Not only is this innovation present at the elite levels of academia, but pervasive across the broad. In a 2003 survey carried out by the National Survey of College Graduates, it was shown that immigrants patent at double the rate of their native counterparts. In fact, just a one percentage point rise in the number of immigrant college graduates in the populations increases patents per capita by a whopping 6%.

And whilst the deficiencies in the American education system go somewhat beyond the remits of this article, in a recent thought-provoking piece published by Yale University and written by Professor Ahmed Musfiq Mobarak who, himself, is an associate professor of economics at the Yale School of Management, an immigrant from Bangladesh and a happy complement to the overall theme of this blog, points out that American secondary schools consistently rank towards the bottom of worldwide league tables both in math and science. Suggesting that America has maintained its position at the cornerstone of innovation thanks to immigrants, rather than despite them.

Which is again supported by more statistics from BRI who point out that close to 40% of all Fortune 500 companies were founded by immigrants.

However, it’s not just immigrants themselves who are driving forward innovation, but that of the country as a whole.
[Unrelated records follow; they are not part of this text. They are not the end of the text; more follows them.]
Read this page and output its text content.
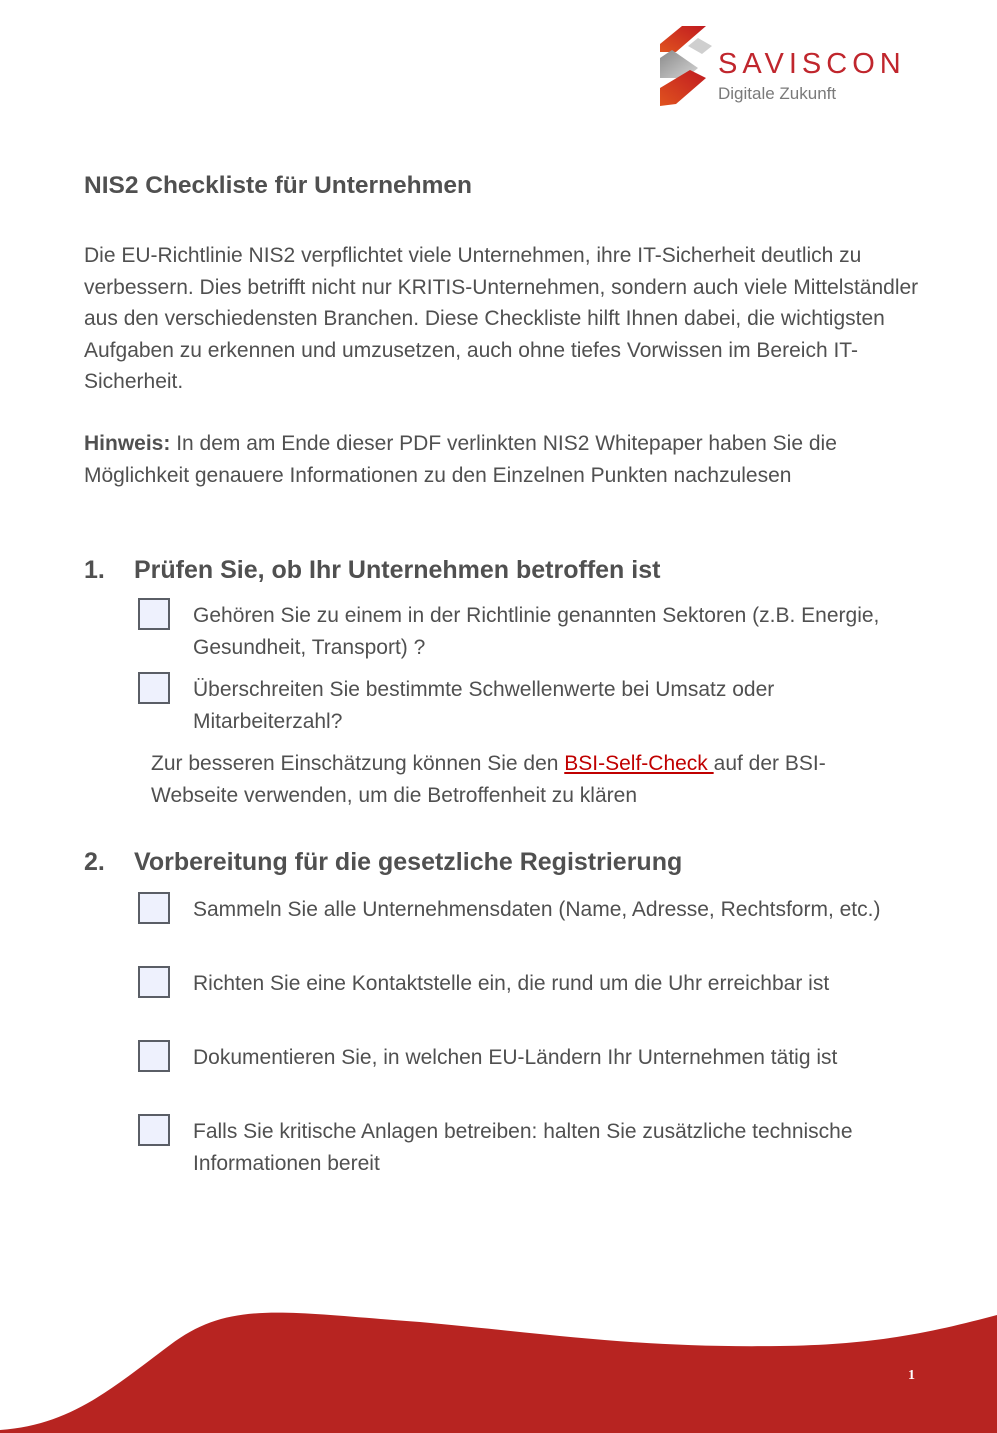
SAVISCON
Digitale Zukunft
NIS2 Checkliste für Unternehmen

Die EU-Richtlinie NIS2 verpflichtet viele Unternehmen, ihre IT-Sicherheit deutlich zu verbessern. Dies betrifft nicht nur KRITIS-Unternehmen, sondern auch viele Mittelständler aus den verschiedensten Branchen. Diese Checkliste hilft Ihnen dabei, die wichtigsten Aufgaben zu erkennen und umzusetzen, auch ohne tiefes Vorwissen im Bereich IT-Sicherheit.

Hinweis: In dem am Ende dieser PDF verlinkten NIS2 Whitepaper haben Sie die Möglichkeit genauere Informationen zu den Einzelnen Punkten nachzulesen

1. Prüfen Sie, ob Ihr Unternehmen betroffen ist
Gehören Sie zu einem in der Richtlinie genannten Sektoren (z.B. Energie, Gesundheit, Transport) ?
Überschreiten Sie bestimmte Schwellenwerte bei Umsatz oder Mitarbeiterzahl?

Zur besseren Einschätzung können Sie den BSI-Self-Check auf der BSI-Webseite verwenden, um die Betroffenheit zu klären

2. Vorbereitung für die gesetzliche Registrierung
Sammeln Sie alle Unternehmensdaten (Name, Adresse, Rechtsform, etc.)
Richten Sie eine Kontaktstelle ein, die rund um die Uhr erreichbar ist
Dokumentieren Sie, in welchen EU-Ländern Ihr Unternehmen tätig ist
Falls Sie kritische Anlagen betreiben: halten Sie zusätzliche technische Informationen bereit
1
In a study conducted by the American Economic Review in 2014 that examined the effect of Jewish emigres fleeing Nazi Germany, it would seem that there was a significant increase, in fields entered by immigrants,  of a whopping 30% of patents by domestic inventors. This is accredited to the contact between foreign-born and native investors having the opportunity to share and collaborate.

And we can even delve further back into history and move away from American soil as a brief segue way and to tantalise the history buffs amongst us. In the 17th century a whole class of people called the Huguenots were outlawed in their native France by King Louis XIV for reasons we won’t go into here. Suffice to say he wasn’t best pleased with them. However, his loss was his enemies’ gain because, of the 20,000 who went to Brandenburg-Prussia, many were assigned to Prussian towns depopulated due to both the Thirty Years’ War and the black death, where, undoubtedly, the Huguenots with their specific skills in textiles and manufacturing had “long-term positive effects on productivity.” So much so that a mere 1% increase in the share of Huguenots led to a 1.4% increase in productivity through filling in skills gap that were prevalent in the local population.  

There really does seem little doubt that immigrants not only boost innovation due to their own skill sets but also by raising the bar of their counterparts around them. Demonstrating just how vital they are to the overall enrichment of the American economy in history and today.